With the game on the line in Game 4, the Lakers repeatedly targeted Steph Curry to great success to take a 3-1 series lead against the Warriors.

NBA: Playoffs-Golden State Warriors at Los Angeles Lakers Kirby Lee-USA TODAY Sports

For most of Monday’s Game 4, Steph Curry tore through the Lakers defense with a barrage of pick and rolls. His triple-double was emblematic of the responsibility the Warriors placed on him offensively.

But one of the beauties of basketball is that it’s a game that requires all players to play both offense and defense. And the Lakers really made Steph Curry play defense in the fourth quarter.

LeBron James has lots and lots of experience playing against the Warriors in the playoffs. His bread and butter when everything was on the line was targeting Curry defensively. For all the brilliance of the two players in their respective games, one of them is 6’2” and 185 pounds and one of them is 6’9” and 250 pounds.

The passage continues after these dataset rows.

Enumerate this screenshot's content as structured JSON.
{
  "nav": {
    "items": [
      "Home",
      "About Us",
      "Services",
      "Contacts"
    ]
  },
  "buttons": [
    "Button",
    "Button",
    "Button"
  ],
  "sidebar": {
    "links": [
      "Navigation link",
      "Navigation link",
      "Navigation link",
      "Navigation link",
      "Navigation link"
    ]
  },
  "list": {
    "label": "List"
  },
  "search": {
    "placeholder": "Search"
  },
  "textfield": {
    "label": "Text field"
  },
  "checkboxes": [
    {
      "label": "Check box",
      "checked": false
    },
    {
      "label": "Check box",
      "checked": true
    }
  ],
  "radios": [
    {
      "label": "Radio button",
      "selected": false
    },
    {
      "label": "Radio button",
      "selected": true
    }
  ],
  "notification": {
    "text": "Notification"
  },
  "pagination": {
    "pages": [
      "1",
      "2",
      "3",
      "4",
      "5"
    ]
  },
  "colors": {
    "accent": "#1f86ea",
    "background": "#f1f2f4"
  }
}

The Lakers and LeBron had not gone to this well much at all up to the fourth quarter, largely out of a lack of necessity. In the only other close game between the two sides, Anthony Davis was utterly dominant in Game 1 and the Lakers focused on going to that well.

But with the Lakers struggling offensively in Game 4, LeBron and the Lakers had a pretty one-track mind. Bring Steph into ball screen actions with LeBron and make plays from there.

The result wasn’t always getting Steph switched onto LeBron, nor did it always necessarily end with LeBron making the decisive play whether in the form of an assist or basket. This also was not a foreign concept to the Warriors of teams targeting Steph, and players like Klay Thompson and Andrew Wiggins — who have been around a while and knew how to react — did enough pre-switching before Curry could get to LeBron.

But the gameplan boiled down to bringing the player Steph was guarding to LeBron, setting a screen and going from there. The few deviations featured Lonnie Walker taking Steph on himself at times, but with the same premise of going after Golden State’s weakest and smallest defender, who also happens to be their best offensive player, and making him work relentlessly on the defensive end.

By my calculations, the Lakers had 20 possessions in the fourth quarter, not counting the final possession when the ball was simply in-bounded to Austin Reaves and the clock ran out. In nine of those possessions, Curry was the defender on the shooter. The Lakers went 4-5 from the field in those possessions and 4-4 from the free throw line for a total of 15 points, or 1.67 points per possession.

It started from the Lakers' opening possession of the quarter when Walker sets a screen, starts to roll then flares out to the 3-point line to hit the jumper.

There were plenty of more traditional approaches to getting the switch with LeBron backing down Curry and making a play.

The Lakers also benefitted from not just Walker being red hot, but also that the Warriors chose to put Curry on him and not, say, Dennis Schröder. Again, it’s a matter of size. Curry contests this as well as he conceivably can, but Walker is taller than him and can just shoot over him.

The Lakers also threw in a variation of having Walker handle the ball and bringing LeBron up for a screen. Curry doesn’t want to switch which forces Wiggins into a decision of a driving Walker or a rolling LeBron. He chooses the latter, and the Lakers benefit.

The final field goal of the game for the Lakers showed both how much faith they had in Lonnie at that moment and what a mismatch they felt they had against Curry. Walker is obviously red hot at this point to the point that LeBron turns down a pick and roll with AD to fire a pass over to Walker, who buries another pull-up directly in front of Curry.

The extra bonus of this is that it wears Curry down, so he isn’t as impactful on the other end. With Jarred Vanderbilt or a lesser offensive weapon on the floor, Curry can hide defensively and rest. The entirety of the fourth quarter featured him involved defensively, and that very well could have taken enough of a toll on him that helped lead to him missing a number of shots down the stretch.

Regardless of the effect it had on that end, it directly led to the Lakers finding success offensively. It’s not a strategy you can realistically run for 48 minutes but it’s one you can turn to when the rubber meets the road as the Lakers did.

Don’t be surprised if they break it out again late if Game 5 is close, and if both teams have some more wrinkles to offer. It worked when the Lakers needed it to and, as a result, they lead the series 3-1.